L’hépatite D est une maladie infectieuse due à un virus satellite du virus de l’hépatite B, qui n’infecte un organisme qu’en association avec l’hépatite B. Des scientifiques se sont penchés sur l’une de ses graves conséquences, le carcinome hépatocellulaire, un cancer du foie souvent mortel, et démontrent qu’une infection par le virus de l’hépatite D, dont le dépistage est souvent négligé, multiplie par trois le risque de le développer.
Il existe cinq types de virus de l’hépatite, aux manifestations et aux conséquences très différentes. Les hépatites A et E causent des infections aigües parfois sévères mais transitoires. Les hépatites B, C et D peuvent, quant à elles, devenir chroniques et engendrer des dysfonctionnements du foie des mois, voire des années après l’infection. Si l’hépatite C est maintenant bien soignée, les hépatites B, et surtout D restent encore difficiles à contrôler. Par ailleurs, parmi tous les virus de l’hépatite, le D est le plus mal connu. En effet, ce virus qui ne peut infecter que les personnes déjà atteintes par l’hépatite B (il s’agit d’une co-infection ou d’une surinfection) n’a jusqu’ici été que peu étudié.
Or, l’atteinte hépatique résultant de l’infection par les deux virus est plus grave que celle due au VHB seul et l’hépatite D constitue l’une des formes les plus dangereuses d’hépatite virale chronique à cause de son évolution possible vers des affections irréversibles du foie (cancer et cirrhose). « La conséquence la plus grave des hépatites B et D est le carcinome hépatocellulaire, explique le Pr Francesco Negro, responsable de l’Unité de viropathologie des HUG*. On savait que la co-infection des hépatites B et D accélérait la progression de la cirrhose. On ignore cependant dans quelle mesure la co-infection des hépatites B et D augmente le risque de progression vers le cancer du foie. »
Au moins 15 millions de personnes infectées dans le monde
Pour savoir si l’hépatite D est encore plus dangereuse que la B, les chercheurs ont effectué une revue systématique et une méta-analyse de toutes les études épidémiologiques. Pour cela, ils ont ré-étudié les données présentées dans 93 études, soit plus de 100 000 patients pris en compte au total. « Toutes ces études ne sont pas de qualité identique mais l’analyse des meilleures d’entre elles est très nette : les patients atteints d’hépatite D ont un risque presque triplé de développer un carcinome hépatocellulaire par rapport à ceux atteints uniquement de l’hépatite B. C’est énorme.», détaille le Pr Dulce Alfaiate, première auteure de ces travaux publiés dans le « Journal of Hepatology ».

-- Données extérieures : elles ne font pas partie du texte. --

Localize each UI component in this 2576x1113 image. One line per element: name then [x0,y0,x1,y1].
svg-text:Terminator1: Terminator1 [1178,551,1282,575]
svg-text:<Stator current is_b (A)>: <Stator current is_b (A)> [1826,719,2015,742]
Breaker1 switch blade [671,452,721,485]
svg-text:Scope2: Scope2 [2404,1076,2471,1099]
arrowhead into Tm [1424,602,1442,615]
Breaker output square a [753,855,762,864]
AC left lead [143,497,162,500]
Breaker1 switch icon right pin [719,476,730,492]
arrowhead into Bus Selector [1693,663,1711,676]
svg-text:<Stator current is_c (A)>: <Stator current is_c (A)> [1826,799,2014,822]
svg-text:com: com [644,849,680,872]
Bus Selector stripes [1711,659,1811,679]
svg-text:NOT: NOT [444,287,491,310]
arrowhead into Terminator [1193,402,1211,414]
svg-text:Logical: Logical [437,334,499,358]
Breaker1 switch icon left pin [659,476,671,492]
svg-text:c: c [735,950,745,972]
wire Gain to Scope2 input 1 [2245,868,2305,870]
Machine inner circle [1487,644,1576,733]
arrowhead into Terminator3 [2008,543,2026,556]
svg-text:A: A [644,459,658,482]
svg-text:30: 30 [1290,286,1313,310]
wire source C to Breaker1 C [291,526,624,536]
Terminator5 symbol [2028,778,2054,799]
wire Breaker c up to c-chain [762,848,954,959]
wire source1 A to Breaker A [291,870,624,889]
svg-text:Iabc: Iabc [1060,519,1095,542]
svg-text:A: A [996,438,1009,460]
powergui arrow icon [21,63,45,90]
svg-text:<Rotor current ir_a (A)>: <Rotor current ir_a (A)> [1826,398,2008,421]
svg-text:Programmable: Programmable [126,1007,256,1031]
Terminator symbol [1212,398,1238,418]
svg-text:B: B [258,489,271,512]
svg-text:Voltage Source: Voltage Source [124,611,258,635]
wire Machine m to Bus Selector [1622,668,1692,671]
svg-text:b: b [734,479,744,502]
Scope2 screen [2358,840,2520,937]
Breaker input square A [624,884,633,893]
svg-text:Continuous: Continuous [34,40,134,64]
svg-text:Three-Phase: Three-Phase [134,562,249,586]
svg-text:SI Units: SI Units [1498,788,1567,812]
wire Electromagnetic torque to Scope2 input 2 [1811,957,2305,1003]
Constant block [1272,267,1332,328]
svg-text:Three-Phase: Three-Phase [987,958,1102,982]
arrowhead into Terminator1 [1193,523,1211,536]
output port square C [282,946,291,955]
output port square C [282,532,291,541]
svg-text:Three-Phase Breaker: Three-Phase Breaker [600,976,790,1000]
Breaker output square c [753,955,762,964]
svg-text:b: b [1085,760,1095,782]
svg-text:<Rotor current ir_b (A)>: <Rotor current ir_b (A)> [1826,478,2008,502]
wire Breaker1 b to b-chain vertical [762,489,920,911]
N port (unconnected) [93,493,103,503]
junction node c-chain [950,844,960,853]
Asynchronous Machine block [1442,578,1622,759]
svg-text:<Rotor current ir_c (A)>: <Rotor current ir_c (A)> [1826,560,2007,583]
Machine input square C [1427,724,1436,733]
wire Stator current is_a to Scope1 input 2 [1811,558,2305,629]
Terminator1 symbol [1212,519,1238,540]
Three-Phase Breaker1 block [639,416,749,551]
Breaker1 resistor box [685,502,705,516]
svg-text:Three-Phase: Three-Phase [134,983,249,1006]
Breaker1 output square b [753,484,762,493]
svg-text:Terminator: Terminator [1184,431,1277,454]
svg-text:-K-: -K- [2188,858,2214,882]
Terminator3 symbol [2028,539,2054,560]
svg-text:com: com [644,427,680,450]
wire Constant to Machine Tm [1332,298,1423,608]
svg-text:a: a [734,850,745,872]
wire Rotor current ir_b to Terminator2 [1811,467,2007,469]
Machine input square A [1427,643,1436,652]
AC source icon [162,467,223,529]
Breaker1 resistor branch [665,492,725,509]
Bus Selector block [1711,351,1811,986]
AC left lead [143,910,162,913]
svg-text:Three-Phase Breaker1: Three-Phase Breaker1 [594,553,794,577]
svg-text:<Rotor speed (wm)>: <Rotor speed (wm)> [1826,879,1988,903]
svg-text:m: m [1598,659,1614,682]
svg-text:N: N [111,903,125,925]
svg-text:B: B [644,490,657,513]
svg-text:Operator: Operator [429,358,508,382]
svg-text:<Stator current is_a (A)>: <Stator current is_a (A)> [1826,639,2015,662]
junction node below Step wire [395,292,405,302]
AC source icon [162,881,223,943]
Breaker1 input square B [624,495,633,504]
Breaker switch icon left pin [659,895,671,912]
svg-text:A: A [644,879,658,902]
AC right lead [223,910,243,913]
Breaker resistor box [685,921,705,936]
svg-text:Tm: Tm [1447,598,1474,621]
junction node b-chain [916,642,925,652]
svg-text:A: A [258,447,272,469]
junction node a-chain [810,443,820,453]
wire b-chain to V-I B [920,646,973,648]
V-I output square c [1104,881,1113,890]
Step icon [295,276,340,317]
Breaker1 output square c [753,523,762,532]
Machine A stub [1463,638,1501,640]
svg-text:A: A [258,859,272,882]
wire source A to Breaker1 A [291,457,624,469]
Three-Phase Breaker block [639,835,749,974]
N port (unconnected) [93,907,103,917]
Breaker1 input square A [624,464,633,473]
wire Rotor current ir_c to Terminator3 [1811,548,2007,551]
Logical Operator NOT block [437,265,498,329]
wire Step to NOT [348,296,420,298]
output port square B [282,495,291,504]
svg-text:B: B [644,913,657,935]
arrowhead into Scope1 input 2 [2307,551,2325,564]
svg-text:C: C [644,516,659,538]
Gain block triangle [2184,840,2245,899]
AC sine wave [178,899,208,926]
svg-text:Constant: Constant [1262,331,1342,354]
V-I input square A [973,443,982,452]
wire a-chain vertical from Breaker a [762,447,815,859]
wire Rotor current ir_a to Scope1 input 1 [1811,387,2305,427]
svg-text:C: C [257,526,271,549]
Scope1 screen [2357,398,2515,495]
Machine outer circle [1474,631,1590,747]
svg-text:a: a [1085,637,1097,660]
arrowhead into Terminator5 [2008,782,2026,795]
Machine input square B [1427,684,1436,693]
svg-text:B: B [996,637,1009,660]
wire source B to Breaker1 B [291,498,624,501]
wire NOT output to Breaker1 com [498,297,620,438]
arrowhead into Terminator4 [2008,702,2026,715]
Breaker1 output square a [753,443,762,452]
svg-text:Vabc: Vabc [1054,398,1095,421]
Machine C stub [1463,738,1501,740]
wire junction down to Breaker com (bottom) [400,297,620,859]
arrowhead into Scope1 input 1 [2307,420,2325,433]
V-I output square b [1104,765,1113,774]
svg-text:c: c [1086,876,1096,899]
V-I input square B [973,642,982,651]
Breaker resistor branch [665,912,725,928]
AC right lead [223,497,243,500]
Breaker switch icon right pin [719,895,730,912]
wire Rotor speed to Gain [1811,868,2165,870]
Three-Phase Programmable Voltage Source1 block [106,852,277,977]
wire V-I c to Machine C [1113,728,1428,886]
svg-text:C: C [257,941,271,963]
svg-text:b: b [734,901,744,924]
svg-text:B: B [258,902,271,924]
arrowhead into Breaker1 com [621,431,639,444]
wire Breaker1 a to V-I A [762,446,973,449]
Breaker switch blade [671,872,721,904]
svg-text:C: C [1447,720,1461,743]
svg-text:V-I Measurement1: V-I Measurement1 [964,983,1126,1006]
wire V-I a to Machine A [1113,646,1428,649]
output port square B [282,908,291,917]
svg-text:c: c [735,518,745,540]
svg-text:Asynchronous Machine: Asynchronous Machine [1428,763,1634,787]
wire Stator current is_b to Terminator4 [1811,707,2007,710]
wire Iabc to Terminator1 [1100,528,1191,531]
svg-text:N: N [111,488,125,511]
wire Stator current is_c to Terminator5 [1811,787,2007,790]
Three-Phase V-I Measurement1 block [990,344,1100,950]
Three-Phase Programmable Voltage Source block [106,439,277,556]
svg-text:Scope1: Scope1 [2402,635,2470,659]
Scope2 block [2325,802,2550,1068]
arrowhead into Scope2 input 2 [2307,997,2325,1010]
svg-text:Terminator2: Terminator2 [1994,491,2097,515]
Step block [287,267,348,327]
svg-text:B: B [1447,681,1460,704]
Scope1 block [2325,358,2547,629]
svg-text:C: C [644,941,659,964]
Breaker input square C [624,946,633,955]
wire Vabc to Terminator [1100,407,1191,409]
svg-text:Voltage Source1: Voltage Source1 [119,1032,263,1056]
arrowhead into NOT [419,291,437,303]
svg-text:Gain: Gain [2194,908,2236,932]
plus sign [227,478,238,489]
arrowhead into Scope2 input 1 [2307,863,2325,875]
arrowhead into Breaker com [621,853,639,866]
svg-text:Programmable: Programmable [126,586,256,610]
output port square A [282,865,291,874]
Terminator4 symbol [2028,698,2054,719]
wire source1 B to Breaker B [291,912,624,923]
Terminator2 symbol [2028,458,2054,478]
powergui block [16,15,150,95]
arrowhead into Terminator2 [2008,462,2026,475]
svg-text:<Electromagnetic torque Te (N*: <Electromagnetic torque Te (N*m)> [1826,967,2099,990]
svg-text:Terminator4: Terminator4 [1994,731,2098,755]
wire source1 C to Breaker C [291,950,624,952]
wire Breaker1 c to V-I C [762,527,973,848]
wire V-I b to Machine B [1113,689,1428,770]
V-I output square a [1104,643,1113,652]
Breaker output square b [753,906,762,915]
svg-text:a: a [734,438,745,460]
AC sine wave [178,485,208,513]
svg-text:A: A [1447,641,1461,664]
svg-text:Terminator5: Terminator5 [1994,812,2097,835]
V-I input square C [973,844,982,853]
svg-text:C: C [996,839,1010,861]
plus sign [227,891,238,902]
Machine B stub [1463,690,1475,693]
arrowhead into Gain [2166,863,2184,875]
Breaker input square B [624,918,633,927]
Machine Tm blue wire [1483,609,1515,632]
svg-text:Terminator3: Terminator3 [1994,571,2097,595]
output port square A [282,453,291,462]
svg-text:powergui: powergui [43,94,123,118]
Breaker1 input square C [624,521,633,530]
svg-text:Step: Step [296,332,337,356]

Selon les chiffres de l’Organisation mondiale de la santé (OMS), l’infection par le virus de l’hépatite B concerne des centaines de millions de personnes. Dans certaines régions, comme en Polynésie et dans certains pays d’Afrique, plus de 6% de la population adulte est infectée et le virus se propage en grande partie de la mère à l’enfant. De plus, les enfants infectés à la naissance développent quasiment systématiquement la forme chronique de la maladie. Le virus de l’hépatite D infecte à son tour une partie non négligeable des personnes porteuses de l’hépatite B, mais les chercheurs soulignent que la communauté scientifique ignore actuellement l’ampleur de ce problème.
Un appel à la recherche
« Certaines estimations font état de 15 à 20 millions de personnes au moins infectées par l’hépatite D et d’autres de 60 millions, soit presque le double que le nombre de personnes vivant avec le VIH dans le monde, indique Dulce Alfaiate. En l’absence de tests systématiques, cependant, il est extrêmement difficile d’être précis.» Mis à part l’interféron, un antiviral peu efficace et aux effets secondaires délétères, il n’existe à l’heure actuelle aucun traitement contre l’hépatite D. « L’évolution de cette maladie vers le cancer du foie nous semble sous-estimée. », soulignent les chercheurs. « Et pourtant, cette maladie affecte des patients jeunes qui souffrent de cirrhose dès l’âge de 25-30 ans.»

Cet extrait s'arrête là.